The method for synthesizing acetic acid by low-pressure methanol carbonylation according to claim 1, wherein the reaction temperature of the non-stirred reactor is 180-220°C and the pressure is 2.5-3.4MpaG.
A method of low-pressure methanol carbonylation to synthesize acetic acid according to claim 1, characterized in that the flash temperature of the flash evaporator is 100-160°C, the pressure is 0.05-0.15MpaG, and the flash ratio (flash volume and intake The ratio of feed methanol) 15-5; the flashing temperature of the second flashing is 100-160℃, and the pressure is 0.05-0.15MpaG.

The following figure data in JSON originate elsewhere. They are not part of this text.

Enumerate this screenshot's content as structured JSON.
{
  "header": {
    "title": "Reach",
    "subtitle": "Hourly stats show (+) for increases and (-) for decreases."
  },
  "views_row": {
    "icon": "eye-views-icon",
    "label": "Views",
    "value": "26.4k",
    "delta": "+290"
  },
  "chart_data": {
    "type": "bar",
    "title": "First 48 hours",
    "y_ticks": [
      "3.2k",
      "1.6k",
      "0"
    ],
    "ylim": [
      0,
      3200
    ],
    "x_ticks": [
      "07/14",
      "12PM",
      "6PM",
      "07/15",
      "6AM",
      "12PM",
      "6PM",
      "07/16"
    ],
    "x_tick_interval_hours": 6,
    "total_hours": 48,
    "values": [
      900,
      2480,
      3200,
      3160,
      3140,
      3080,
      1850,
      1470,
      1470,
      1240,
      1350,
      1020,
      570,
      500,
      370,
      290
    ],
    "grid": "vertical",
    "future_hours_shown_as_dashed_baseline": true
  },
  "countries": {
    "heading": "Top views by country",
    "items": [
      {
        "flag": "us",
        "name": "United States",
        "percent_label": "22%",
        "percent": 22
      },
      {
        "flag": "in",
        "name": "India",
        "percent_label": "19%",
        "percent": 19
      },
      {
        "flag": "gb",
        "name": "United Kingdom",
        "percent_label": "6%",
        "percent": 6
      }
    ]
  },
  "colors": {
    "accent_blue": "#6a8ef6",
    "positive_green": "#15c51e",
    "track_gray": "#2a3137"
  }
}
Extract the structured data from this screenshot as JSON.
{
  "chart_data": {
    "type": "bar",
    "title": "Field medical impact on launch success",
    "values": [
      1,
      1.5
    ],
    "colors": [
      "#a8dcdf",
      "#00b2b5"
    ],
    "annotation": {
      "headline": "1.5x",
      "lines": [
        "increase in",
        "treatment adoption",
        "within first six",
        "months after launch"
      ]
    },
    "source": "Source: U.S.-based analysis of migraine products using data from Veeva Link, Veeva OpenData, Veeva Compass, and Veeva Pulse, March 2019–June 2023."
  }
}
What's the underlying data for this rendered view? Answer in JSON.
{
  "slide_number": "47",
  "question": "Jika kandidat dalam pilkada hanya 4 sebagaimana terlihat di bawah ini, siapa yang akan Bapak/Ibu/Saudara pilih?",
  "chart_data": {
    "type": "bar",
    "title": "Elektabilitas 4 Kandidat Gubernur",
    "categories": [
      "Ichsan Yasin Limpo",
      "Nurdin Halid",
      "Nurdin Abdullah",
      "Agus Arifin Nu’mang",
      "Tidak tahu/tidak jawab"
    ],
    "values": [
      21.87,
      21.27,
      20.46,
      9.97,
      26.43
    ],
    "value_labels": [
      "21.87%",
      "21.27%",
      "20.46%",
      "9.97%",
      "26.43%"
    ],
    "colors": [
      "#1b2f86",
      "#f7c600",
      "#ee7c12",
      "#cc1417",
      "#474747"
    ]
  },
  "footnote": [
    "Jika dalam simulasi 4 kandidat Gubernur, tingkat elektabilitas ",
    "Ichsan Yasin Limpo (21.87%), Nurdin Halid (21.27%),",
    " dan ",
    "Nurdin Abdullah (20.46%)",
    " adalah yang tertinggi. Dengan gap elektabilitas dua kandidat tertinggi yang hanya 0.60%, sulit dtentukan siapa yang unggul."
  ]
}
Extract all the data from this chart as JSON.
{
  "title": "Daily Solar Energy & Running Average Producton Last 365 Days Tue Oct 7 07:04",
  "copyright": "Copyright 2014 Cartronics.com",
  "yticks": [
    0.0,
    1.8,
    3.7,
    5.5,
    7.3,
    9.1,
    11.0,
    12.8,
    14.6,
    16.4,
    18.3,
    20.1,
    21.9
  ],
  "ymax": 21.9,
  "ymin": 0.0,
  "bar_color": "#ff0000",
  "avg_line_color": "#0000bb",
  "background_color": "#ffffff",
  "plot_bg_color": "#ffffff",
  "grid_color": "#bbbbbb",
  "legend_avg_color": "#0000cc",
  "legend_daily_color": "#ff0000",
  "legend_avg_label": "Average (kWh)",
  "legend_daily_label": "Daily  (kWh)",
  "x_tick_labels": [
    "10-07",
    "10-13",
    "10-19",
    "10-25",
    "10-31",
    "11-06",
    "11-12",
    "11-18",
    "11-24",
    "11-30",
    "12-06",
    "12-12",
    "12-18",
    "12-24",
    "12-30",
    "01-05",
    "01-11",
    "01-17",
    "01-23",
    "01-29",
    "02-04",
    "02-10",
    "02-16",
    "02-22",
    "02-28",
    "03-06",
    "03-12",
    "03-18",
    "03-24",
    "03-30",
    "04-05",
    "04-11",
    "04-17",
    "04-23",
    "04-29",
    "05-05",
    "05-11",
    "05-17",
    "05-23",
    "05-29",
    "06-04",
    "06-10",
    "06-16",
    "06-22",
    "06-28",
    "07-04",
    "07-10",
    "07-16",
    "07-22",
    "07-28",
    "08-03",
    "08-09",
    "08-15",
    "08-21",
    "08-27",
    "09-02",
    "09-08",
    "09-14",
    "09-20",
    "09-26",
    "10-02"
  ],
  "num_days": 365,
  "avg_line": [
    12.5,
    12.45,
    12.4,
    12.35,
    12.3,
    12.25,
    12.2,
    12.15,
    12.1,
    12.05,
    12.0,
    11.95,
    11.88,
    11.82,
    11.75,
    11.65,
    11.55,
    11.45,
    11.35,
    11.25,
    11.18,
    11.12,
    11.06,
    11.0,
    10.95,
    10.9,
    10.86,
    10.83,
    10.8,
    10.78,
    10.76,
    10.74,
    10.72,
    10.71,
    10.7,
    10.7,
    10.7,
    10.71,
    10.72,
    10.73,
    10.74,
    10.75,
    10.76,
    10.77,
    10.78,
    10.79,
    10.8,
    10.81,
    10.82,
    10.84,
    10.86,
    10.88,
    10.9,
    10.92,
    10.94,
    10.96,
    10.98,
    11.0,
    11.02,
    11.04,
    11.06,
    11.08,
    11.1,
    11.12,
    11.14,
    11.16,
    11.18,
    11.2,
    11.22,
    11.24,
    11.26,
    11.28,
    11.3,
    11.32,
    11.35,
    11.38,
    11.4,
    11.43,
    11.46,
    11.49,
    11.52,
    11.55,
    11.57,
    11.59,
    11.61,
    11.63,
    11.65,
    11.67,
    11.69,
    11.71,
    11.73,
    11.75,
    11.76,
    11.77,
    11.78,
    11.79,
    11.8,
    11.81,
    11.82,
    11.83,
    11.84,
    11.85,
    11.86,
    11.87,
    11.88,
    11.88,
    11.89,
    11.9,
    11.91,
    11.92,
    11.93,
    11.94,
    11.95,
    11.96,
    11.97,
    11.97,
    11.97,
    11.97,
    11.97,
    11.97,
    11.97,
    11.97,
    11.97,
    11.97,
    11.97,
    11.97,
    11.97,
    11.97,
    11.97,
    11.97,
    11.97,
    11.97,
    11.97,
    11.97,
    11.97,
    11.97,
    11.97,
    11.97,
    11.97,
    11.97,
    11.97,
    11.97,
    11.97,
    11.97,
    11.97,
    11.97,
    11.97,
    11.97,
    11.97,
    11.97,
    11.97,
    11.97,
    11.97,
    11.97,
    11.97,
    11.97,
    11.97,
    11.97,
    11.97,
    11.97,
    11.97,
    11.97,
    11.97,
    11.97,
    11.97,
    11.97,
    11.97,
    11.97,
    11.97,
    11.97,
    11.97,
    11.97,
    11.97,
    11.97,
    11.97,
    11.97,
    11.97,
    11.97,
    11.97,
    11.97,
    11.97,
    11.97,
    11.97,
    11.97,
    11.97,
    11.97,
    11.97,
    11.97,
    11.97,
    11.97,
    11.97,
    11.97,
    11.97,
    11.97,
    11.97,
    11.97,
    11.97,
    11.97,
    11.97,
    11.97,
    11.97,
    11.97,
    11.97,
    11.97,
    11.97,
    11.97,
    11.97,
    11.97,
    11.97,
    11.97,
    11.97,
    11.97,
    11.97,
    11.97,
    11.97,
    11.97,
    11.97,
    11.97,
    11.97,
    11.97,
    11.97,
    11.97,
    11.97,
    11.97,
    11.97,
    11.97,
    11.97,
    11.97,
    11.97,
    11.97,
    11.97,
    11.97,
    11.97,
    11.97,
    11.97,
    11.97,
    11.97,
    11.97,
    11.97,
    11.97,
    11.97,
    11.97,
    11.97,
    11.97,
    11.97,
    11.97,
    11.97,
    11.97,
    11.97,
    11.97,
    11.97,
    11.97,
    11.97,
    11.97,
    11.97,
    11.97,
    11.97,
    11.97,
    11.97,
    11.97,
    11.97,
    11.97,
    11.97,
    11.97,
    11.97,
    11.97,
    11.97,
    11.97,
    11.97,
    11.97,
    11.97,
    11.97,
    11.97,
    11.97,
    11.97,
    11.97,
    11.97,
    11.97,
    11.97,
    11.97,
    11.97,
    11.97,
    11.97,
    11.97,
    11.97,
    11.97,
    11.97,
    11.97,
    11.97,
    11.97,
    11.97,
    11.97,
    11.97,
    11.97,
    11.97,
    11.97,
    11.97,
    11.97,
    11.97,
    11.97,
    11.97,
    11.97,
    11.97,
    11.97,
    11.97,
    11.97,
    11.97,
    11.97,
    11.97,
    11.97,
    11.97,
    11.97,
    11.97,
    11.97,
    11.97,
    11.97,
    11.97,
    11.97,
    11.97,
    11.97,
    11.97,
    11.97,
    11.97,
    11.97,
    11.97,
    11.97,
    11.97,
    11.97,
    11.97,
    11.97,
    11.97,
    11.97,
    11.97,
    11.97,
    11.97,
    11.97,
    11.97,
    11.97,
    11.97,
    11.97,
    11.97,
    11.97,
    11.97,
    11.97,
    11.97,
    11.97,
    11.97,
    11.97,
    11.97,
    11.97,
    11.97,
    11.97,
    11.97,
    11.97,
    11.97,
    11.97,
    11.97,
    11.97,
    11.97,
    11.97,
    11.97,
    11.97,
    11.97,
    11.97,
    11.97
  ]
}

The method for synthesizing acetic acid by low-pressure methanol carbonylation according to claim 1, wherein the light component rectification tower is provided with 40-80 trays, the operating pressure is 0.05-0.30MPaG, and the tower top temperature It is 90-140°C, the tower bottom temperature is 145-165°C, and the reflux ratio is 0.3-1.5.
The method for synthesizing acetic acid by low-pressure methanol carbonylation according to claim 1, wherein the heavy component rectification tower is provided with 60-100 trays, the operating pressure is -0.5-0.35MPaG, and the top temperature It is 80-140℃, the temperature of the tower bottom is 145-165℃, and the reflux ratio is 1-4.